How Much Should I Refactor?

Joe Ferris

The Rails community has been abuzz with object-oriented programming, SOLID principles, laws, design patterns, and other principles, practices, and patterns. We’ve (re)discovered new tools and techniques to separate and reuse logic, making code easier to test, understand, and maintain. Now that we’ve learned about all these new tools, when do we use them?

Going too far

Applying design practices correctly takes a lot of practice, and when you first discover a hammer, everything looks like a nail. You can refactor every class ad-nauseum until each class obeys every letter of the SOLID principles, but that approach will hurt you: for one, not every class will ever see too much use or change, but for another, many of the abstractions advocated by those principles can hurt overall readability in the short term. Extracting a method means you need to jump around a file to figure out what’s going on. Extracting a class means you have to jump between files. Extracting a library means you need to jump between projects. Adding names can clarify what you’re doing, but adding too many names results in a vocabulary overload. Abstractions can grant you infinite flexibility but zero readability.

Getting a sour taste

If you’ve seen these principles applied incorrectly or overapplied, you may be tempted to throw the baby out with the bath water. Many Ruby developers came from Java, and after a few years of working with AbstractUserDecoratorFactoryFactories, some of them decided to never use the words “design pattern” again. Many principles have been applied with good intention and terrible results, but that’s no reason to throw out everything we’ve learned since the inception of object-oriented programming.

Applying the Dependency Inversion Principle in one situation may create an unreadable, abstract puzzle, but using it when you need it can keep a single class from ruining an entire application. Applying any principle as a black and white law will result in a game of refactoring whack-a-mole. However, if we can’t apply these principles universally, how do we know when to be aggressive about refactoring?

God classes

Every project has them: one or two classes that seem to know everything. Any question you could ask in the domain is answered by one of these classes. Any class you look into seems to depend on them. You can’t change any class in the system without breaking the tests for a god class. My experience has taught me that most projects will have two god classes: User and whatever the focus happens to be for that application. In a blog application, it will be User and Post. In an Agile project management tool, it will be User and Story. God classes grow and become entangled with every other component of the system until there’s no room to breath.

God classes are a great place to start aggressive refactoring. Without even looking inside their files, you can probably tell which two classes in your project are the culprits. I think very carefully before adding any behavior to these classes. I apply SOLID principles rigourously to these classes. If I can extract behavior from one of these classes using a design pattern like observer or decorator, I’ll do it.

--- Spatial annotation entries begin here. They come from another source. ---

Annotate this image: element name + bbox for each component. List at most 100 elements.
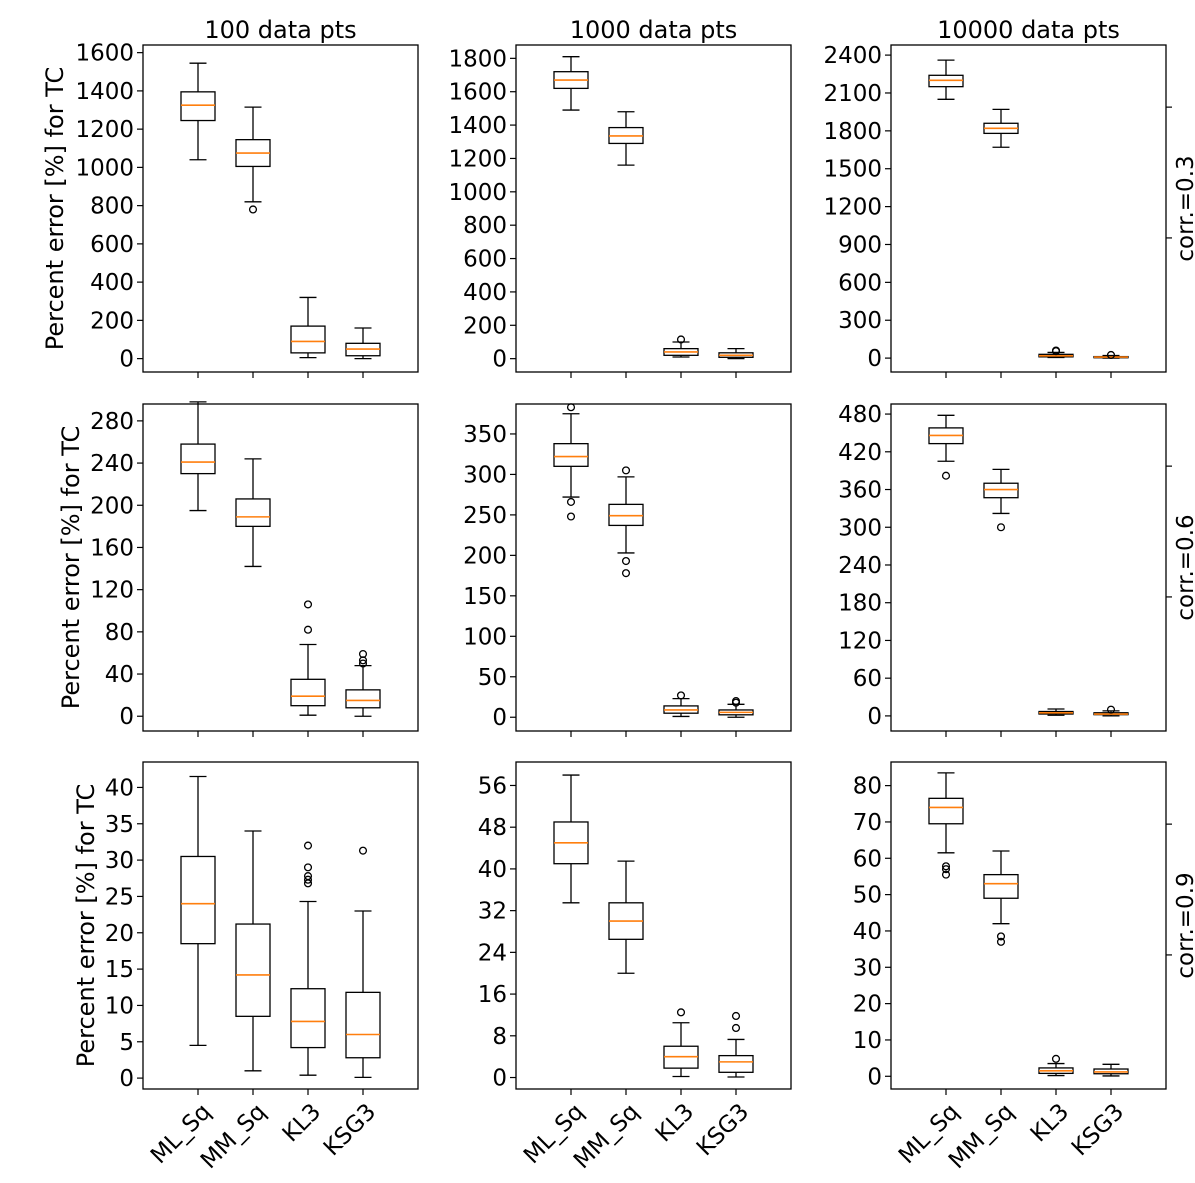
box-ml-sq-outlier xyxy=(566,403,576,412)
panel-frame xyxy=(515,44,792,373)
y-tick-label: 1600 xyxy=(448,80,507,106)
panel-frame xyxy=(890,761,1167,1090)
y-tick-label: 0 xyxy=(492,1066,507,1092)
y-tick-label: 200 xyxy=(463,543,507,569)
column-title: 10000 data pts xyxy=(937,16,1120,44)
y-tick-label: 1800 xyxy=(823,119,882,145)
column-title: 100 data pts xyxy=(204,16,356,44)
y-tick-label: 80 xyxy=(105,620,134,646)
row-label: corr.=0.3 xyxy=(1173,155,1195,261)
box-ml-sq-iqr-box xyxy=(553,443,589,467)
y-tick-label: 0 xyxy=(492,705,507,731)
row-label: corr.=0.6 xyxy=(1173,514,1195,620)
y-tick-label: 0 xyxy=(492,347,507,373)
box-mm-sq-iqr-box xyxy=(608,503,644,527)
y-tick-label: 200 xyxy=(90,308,134,334)
y-tick-label: 360 xyxy=(838,478,882,504)
y-tick-label: 40 xyxy=(105,662,134,688)
y-tick-label: 0 xyxy=(119,704,134,730)
x-tick-label: KL3 xyxy=(1026,1099,1074,1147)
y-tick-label: 30 xyxy=(853,955,882,981)
box-kl3-outlier xyxy=(676,1008,686,1017)
y-tick-label: 1600 xyxy=(75,41,134,67)
box-kl3-outlier xyxy=(676,691,686,700)
box-kl3-iqr-box xyxy=(290,678,326,707)
y-tick-label: 100 xyxy=(463,624,507,650)
box-kl3-outlier xyxy=(303,625,313,634)
y-tick-label: 50 xyxy=(478,665,507,691)
y-tick-label: 1400 xyxy=(448,113,507,139)
y-tick-label: 300 xyxy=(838,308,882,334)
y-tick-label: 30 xyxy=(105,848,134,874)
y-tick-label: 20 xyxy=(853,992,882,1018)
box-ksg3-outlier xyxy=(1106,350,1116,360)
y-tick-label: 200 xyxy=(90,493,134,519)
y-tick-label: 180 xyxy=(838,591,882,617)
y-tick-label: 1000 xyxy=(448,180,507,206)
y-tick-label: 150 xyxy=(463,584,507,610)
y-tick-label: 900 xyxy=(838,232,882,258)
x-tick-label: KL3 xyxy=(651,1099,699,1147)
y-tick-label: 300 xyxy=(838,515,882,541)
box-ml-sq-iqr-box xyxy=(180,855,216,945)
y-tick-label: 16 xyxy=(478,982,507,1008)
panel-frame xyxy=(890,44,1167,373)
y-tick-label: 1200 xyxy=(75,117,134,143)
y-tick-label: 120 xyxy=(838,628,882,654)
box-kl3-outlier xyxy=(303,872,313,881)
panel-frame xyxy=(142,403,419,732)
box-ksg3-iqr-box xyxy=(718,1054,754,1073)
y-tick-label: 200 xyxy=(463,313,507,339)
box-mm-sq-outlier xyxy=(621,569,631,578)
y-tick-label: 400 xyxy=(463,280,507,306)
box-mm-sq-outlier xyxy=(621,466,631,475)
x-tick-label: KSG3 xyxy=(319,1099,381,1161)
y-tick-label: 80 xyxy=(853,774,882,800)
y-tick-label: 10 xyxy=(853,1028,882,1054)
box-kl3-outlier xyxy=(303,841,313,850)
box-mm-sq-iqr-box xyxy=(235,498,271,528)
box-ksg3-outlier xyxy=(358,649,368,659)
panel-frame xyxy=(142,761,419,1090)
y-tick-label: 40 xyxy=(105,775,134,801)
box-ml-sq-outlier xyxy=(941,870,951,879)
y-tick-label: 0 xyxy=(119,1066,134,1092)
y-tick-label: 2400 xyxy=(823,43,882,69)
box-ksg3-outlier xyxy=(358,846,368,855)
panel-frame xyxy=(890,403,1167,732)
box-ksg3-outlier xyxy=(1106,705,1116,714)
y-tick-label: 350 xyxy=(463,422,507,448)
y-axis-label: Percent error [%] for TC xyxy=(41,67,69,350)
box-mm-sq-iqr-box xyxy=(235,923,271,1017)
box-mm-sq-outlier xyxy=(248,205,258,214)
box-ksg3-iqr-box xyxy=(345,689,381,709)
y-tick-label: 2100 xyxy=(823,81,882,107)
y-tick-label: 0 xyxy=(867,704,882,730)
y-tick-label: 48 xyxy=(478,815,507,841)
panel-frame xyxy=(515,403,792,732)
y-tick-label: 56 xyxy=(478,773,507,799)
y-tick-label: 70 xyxy=(853,810,882,836)
y-tick-label: 280 xyxy=(90,409,134,435)
y-tick-label: 40 xyxy=(853,919,882,945)
box-ml-sq-outlier xyxy=(566,512,576,521)
y-tick-label: 160 xyxy=(90,535,134,561)
y-tick-label: 600 xyxy=(463,247,507,273)
y-tick-label: 800 xyxy=(463,213,507,239)
box-ml-sq-outlier xyxy=(941,865,951,874)
y-tick-label: 15 xyxy=(105,957,134,983)
y-tick-label: 800 xyxy=(90,194,134,220)
box-ksg3-outlier xyxy=(731,697,741,706)
y-tick-label: 40 xyxy=(478,857,507,883)
y-tick-label: 20 xyxy=(105,921,134,947)
box-mm-sq-iqr-box xyxy=(983,873,1019,899)
y-tick-label: 50 xyxy=(853,883,882,909)
box-kl3-iqr-box xyxy=(290,325,326,354)
box-kl3-outlier xyxy=(303,863,313,872)
box-kl3-outlier xyxy=(1051,346,1061,355)
box-kl3-outlier xyxy=(303,875,313,884)
y-tick-label: 1400 xyxy=(75,79,134,105)
y-tick-label: 1200 xyxy=(823,195,882,221)
y-tick-label: 25 xyxy=(105,884,134,910)
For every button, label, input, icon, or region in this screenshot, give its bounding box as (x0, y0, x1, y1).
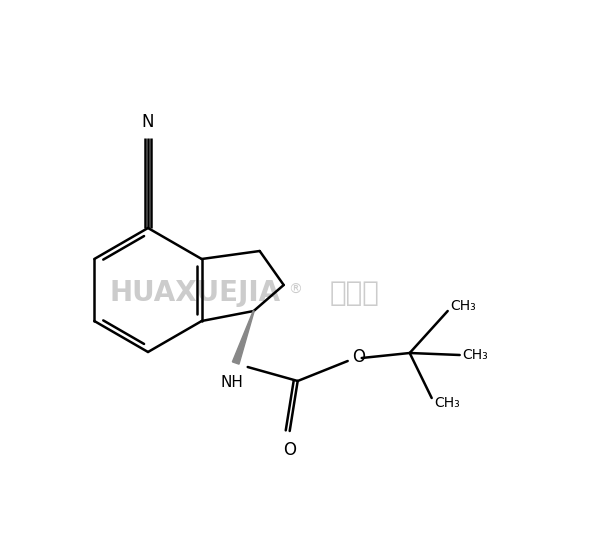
Text: O: O (283, 441, 296, 459)
Text: CH₃: CH₃ (463, 348, 488, 362)
Text: O: O (351, 348, 365, 366)
Text: N: N (142, 113, 154, 131)
Text: CH₃: CH₃ (451, 299, 477, 313)
Text: NH: NH (220, 375, 243, 390)
Text: HUAXUEJIA: HUAXUEJIA (109, 279, 280, 307)
Text: CH₃: CH₃ (435, 396, 460, 410)
Text: ®: ® (288, 283, 302, 297)
Text: 化学加: 化学加 (330, 279, 380, 307)
Polygon shape (232, 311, 254, 364)
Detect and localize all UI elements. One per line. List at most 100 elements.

Extracting behavior from a class like this doesn’t reduce overall comprehensibility, because the class is already too large to comprehend. Introducing abstractions to these classes makes them easier to understand, because you can at least fit all the abstractions in your head at once, even if you can’t remember what the implementations are like.

Churn

You can use tools like Churn to figure out which files in your project change the most. The top two contenders are likely to be your project’s god classes, but you may be surprised which other files change the most. If something changes once, it’s likely to change again, and locating the pieces of these classes that change and extracting them will make the next change faster. Refactor the classes that change the most by slimming them down and making them as readable as possible to increase productivity and help to avoid defects.

Bugs

If you can pinpoint a bug to a particular class, it’s likely that refactoring that class will help to prevent the next bug. Bugs love company, and the same parts of an application tend to break again and again. Extractions can help isolate the trickier components, and refactoring may reveal that the bugs are cropping up because you were thinking about the problem the wrong way to begin with. Keep track of which files you change when fixing bugs; these files are great targets for aggressive refactoring.

Crossing the finish line

When do you stop refactoring? When is a change good enough to commit? When is a branch good enough to deploy? When is a library good enough to release?

A program is never finished, and no amount of refactoring will make it perfect. I refactor to fix the parts of an application or library that have caused me pain. Rather than attacking theoretical problems, identify components that have actually bitten you and apply theory to tame them. Refactor as you go, and fix one problem at a time.